The results will ask serious questions of Fine Gael leader and outgoing Taoiseach Enda Kenny over how he blew such goodwill and a big majority after the party's best ever election result in 2011.

Labour leader and outgoing Tanaiste Joan Burton first has the massive hurdle of retaining her seat before questions will turn to her leadership and choices in government.

However, the figures come with a health warning, given Ireland's unusual and complex single transferable vote system.

It points to a hung parliament, with the voter schism threatening to blow apart a duopoly enjoyed for more than 80 years by Fine Gael and Fianna Fail, which swapped power for generations.

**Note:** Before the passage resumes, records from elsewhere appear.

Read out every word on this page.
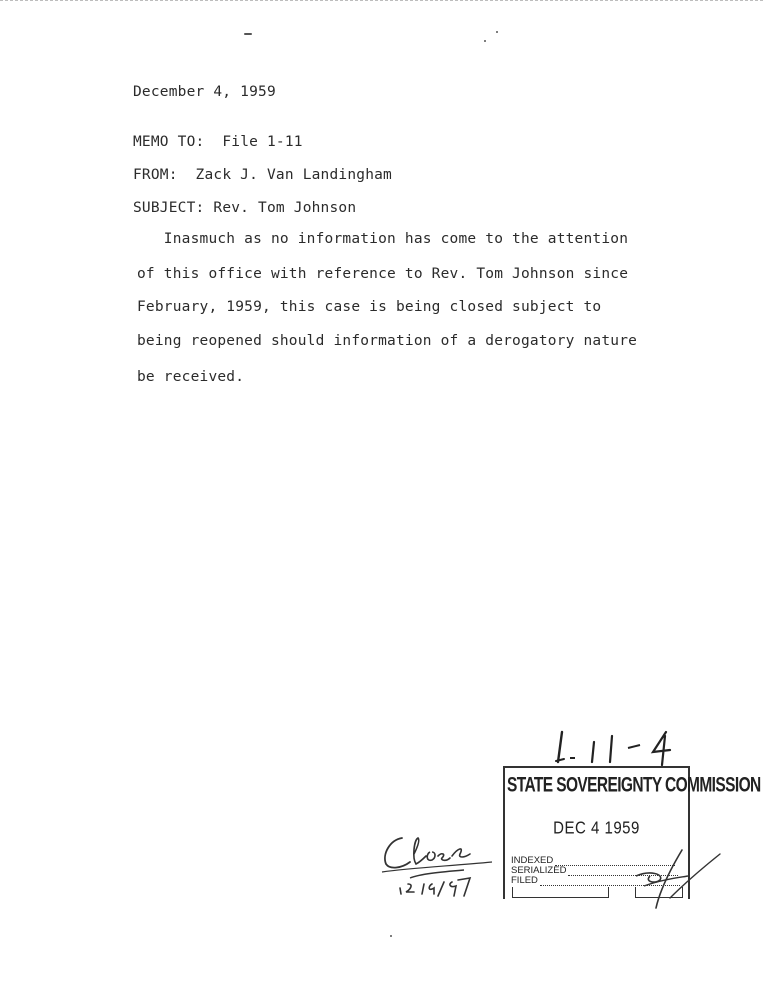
December 4, 1959
MEMO TO: File 1-11
FROM: Zack J. Van Landingham
SUBJECT: Rev. Tom Johnson
Inasmuch as no information has come to the attention
of this office with reference to Rev. Tom Johnson since
February, 1959, this case is being closed subject to
being reopened should information of a derogatory nature
be received.
STATE SOVEREIGNTY COMMISSION
DEC 4 1959
INDEXED
SERIALIZED
FILED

There is also the prospect of a minority government taking power or a previously unthinkable coalition between the old civil war parties bringing the curtain down on decades of bitter rivalry in time for the 1916 Easter Rising centenary.

But seasoned commentators warn about the instability of such a scenario, not to mention it was adamantly ruled out by all of the senior figures in both parties during the lacklustre campaign.

Such a groundbreaking shift could also open the first definitive right/left divide in the Dail.

Another scenario is the possibility of a rainbow coalition of Fine Gael, Labour and some smaller parties but looking at the numbers it would involve a hotchpotch of members in order to reach the magic working majority of around 80 seats.

More than 550 candidates fought in 40 constituencies to become one of just 158 TDs - eight seats fewer than the 2011 election when Fine Gael and Labour took office promising a democratic revolution.

Once a clear picture emerges from the weekend counting of votes, the parties will have until March 10 - when the Dail is scheduled to resume - to forge a power-sharing deal.

The spectre of a second election will loom over any uncertainty.

As polling stations closed at 10pm on Friday, political parties were estimating around two thirds of the 3.3 million-strong electorate voted.